I am concerned that some of the troops are taking the law into their own hands:
TO JOSEPH HOLT
Nashville, Tennessee April 6,1864
Col. Joseph Holt, Judge-Advocate-General, Washington:
I wrote you from Memphis some time ago asking your specific instructions as to the power of a commander of an army in the field to approve and execute the sentence of death. I have not yet time nor the means to examine the question, but the law of Congress approved December 24,1861, on page 490 of the volume Military Laws, 1776-1863, gives division and even brigade commanders power to order general courts-martial and to approve and execute sentences, save in cases of death and dismissal of a commissioned officer, which requires the approval of the general commanding the army in the field. I have always construed that as final, and to substitute the said commander in place of the President of the United States in the cases enumerated in the Sixty-third and Eighty-ninth Articles of the old Articles of War.

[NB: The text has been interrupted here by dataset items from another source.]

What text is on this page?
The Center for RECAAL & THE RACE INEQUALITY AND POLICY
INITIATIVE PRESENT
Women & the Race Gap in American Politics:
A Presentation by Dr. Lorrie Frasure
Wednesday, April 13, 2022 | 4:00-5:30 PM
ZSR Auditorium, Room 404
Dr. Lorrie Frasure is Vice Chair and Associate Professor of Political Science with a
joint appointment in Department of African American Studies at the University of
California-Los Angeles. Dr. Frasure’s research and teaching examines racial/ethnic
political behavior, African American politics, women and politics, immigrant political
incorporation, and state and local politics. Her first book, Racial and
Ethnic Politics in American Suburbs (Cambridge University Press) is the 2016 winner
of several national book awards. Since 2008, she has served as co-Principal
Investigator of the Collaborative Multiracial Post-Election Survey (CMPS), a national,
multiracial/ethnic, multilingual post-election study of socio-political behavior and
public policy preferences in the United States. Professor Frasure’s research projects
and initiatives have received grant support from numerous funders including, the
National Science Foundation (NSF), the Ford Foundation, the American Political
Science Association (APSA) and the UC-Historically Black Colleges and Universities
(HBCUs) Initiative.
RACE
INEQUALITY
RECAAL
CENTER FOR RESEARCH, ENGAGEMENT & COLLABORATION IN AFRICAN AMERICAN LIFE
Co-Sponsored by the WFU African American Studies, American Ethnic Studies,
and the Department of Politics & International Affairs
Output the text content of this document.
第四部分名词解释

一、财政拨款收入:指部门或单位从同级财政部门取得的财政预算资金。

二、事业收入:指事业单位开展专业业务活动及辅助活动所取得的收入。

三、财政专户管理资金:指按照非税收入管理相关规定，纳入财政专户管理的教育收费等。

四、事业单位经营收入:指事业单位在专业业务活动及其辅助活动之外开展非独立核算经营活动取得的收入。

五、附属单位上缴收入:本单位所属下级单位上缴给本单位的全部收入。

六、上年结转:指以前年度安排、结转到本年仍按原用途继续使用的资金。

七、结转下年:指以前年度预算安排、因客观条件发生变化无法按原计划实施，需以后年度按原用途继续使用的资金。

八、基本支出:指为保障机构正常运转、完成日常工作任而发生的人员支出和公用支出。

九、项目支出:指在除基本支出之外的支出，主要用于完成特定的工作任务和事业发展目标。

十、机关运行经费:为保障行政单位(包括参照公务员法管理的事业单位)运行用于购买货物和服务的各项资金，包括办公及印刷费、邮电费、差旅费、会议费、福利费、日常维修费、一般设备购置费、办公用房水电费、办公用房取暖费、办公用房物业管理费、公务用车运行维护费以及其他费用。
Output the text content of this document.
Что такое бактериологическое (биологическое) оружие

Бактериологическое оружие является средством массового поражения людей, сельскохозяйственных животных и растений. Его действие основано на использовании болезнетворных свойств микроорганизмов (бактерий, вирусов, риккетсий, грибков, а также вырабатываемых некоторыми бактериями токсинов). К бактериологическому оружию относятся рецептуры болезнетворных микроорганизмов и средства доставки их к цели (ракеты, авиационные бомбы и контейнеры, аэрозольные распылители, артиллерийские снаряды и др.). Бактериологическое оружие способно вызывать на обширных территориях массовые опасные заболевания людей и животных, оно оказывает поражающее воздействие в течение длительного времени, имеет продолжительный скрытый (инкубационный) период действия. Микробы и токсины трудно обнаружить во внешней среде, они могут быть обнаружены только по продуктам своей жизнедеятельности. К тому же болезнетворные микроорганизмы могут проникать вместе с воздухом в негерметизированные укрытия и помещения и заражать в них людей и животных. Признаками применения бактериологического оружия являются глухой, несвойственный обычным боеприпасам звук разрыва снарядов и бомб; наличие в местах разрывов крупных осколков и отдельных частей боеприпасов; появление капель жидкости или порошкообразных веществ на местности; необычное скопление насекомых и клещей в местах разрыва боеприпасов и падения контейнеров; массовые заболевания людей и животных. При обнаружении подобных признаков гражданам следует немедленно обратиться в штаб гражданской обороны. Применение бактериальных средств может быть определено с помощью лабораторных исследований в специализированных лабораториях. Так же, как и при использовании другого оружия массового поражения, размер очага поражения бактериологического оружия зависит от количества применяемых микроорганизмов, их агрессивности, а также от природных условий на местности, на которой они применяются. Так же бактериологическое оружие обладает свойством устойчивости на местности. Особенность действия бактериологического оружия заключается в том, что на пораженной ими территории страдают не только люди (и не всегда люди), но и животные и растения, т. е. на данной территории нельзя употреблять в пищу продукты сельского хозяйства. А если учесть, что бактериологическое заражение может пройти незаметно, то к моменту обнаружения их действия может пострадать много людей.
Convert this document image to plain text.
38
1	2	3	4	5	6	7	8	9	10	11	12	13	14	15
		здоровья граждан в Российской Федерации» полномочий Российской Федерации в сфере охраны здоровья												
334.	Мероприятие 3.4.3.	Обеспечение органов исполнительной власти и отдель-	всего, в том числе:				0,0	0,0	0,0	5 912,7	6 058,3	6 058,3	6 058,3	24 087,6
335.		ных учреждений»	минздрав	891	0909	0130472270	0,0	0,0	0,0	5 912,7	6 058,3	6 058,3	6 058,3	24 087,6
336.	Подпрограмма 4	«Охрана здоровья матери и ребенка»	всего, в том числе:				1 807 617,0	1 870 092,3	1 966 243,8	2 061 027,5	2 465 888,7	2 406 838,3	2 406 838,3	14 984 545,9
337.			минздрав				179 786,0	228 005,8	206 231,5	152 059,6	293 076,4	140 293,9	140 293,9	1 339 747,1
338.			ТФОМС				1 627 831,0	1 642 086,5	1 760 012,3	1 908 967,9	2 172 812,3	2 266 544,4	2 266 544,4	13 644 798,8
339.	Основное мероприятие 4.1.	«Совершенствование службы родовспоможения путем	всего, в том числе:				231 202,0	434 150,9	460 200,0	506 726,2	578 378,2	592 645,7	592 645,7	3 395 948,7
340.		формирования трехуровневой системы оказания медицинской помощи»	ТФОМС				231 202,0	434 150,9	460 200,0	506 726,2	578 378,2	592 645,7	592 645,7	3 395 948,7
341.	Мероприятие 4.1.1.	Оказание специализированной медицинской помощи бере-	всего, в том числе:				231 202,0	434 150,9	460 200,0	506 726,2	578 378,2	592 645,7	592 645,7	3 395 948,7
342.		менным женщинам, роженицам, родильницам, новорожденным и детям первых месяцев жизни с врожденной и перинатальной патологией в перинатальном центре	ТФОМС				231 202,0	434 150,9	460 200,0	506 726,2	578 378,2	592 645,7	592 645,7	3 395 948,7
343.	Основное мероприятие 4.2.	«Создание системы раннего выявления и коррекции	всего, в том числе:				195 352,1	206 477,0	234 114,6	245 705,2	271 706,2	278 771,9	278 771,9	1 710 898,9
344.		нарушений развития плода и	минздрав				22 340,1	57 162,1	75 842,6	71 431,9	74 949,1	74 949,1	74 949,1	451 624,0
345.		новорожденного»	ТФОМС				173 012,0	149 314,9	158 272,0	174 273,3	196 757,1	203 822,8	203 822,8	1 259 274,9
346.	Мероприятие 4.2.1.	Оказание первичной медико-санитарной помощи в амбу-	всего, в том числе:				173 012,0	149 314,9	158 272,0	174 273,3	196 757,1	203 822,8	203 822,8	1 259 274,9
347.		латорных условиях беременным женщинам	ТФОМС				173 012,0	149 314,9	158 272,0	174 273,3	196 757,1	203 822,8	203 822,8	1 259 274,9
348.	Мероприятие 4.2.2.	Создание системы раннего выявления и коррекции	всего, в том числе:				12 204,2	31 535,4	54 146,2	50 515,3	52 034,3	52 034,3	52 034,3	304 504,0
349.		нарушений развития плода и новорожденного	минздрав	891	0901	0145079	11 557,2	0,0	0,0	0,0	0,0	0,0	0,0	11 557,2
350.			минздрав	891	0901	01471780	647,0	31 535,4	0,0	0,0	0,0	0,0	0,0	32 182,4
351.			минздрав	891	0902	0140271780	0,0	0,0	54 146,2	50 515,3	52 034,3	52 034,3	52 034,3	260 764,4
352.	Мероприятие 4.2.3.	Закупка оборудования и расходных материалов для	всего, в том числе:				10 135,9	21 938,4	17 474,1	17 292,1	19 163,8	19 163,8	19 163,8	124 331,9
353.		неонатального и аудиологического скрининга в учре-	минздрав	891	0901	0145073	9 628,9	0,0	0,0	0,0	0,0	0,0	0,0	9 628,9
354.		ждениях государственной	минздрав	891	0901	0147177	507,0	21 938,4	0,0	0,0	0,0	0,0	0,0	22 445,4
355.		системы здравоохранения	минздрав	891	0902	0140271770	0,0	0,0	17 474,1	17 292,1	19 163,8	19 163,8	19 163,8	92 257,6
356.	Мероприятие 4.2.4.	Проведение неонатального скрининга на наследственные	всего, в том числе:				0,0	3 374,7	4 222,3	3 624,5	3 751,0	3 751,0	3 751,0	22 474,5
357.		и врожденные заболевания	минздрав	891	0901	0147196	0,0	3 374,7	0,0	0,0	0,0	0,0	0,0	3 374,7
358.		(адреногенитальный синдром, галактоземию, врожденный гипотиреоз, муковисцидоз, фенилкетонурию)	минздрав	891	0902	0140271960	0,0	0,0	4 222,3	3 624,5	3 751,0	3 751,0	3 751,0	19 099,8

The question arises daily, and I expect to execute a good many spies and guerrillas under that law without bothering the President. Too many spies and villains escape us in the time consumed by trial, review, and remission to Washington, and we all know that it is very hard for the President to hang spies, even after conviction, when a troop of friends follow the sentence with earnest and ex parte appeals.
Spies and guerrillas, murderers under the assumed title of Confederate soldiers, deserters on leave, should be hung quick, of course after a trial, for the number of escapes made easy by the changes on guard during the long time consumed by trial and reference have made that class of men bold and dangerous, and our own scouts and detachments have so little faith in the punishment of known desperadoes that a habit is growing of “losing prisoners in the swamp,” the meaning of which you know. This horrible attendant of war originated in the practice of our enemies, and I have seen it chuckled over in their public journals; but our own men are quick to learn, and unless a legal punishment can be devised, you will soon be relieved of all such cases. I believe that the veriest demon should have a hearing and trial, but punishment should be prompt, yea speedy, or it loses its efficacy.
I believe the laws I have quoted give the commander of an army in the field lawful power to try by court-martial, approve and execute the sentence, and I believe the law to be right and humane to society. If wrong I should be corrected at once. Forty or fifty executions now would in the next twelve months save a thousand lives.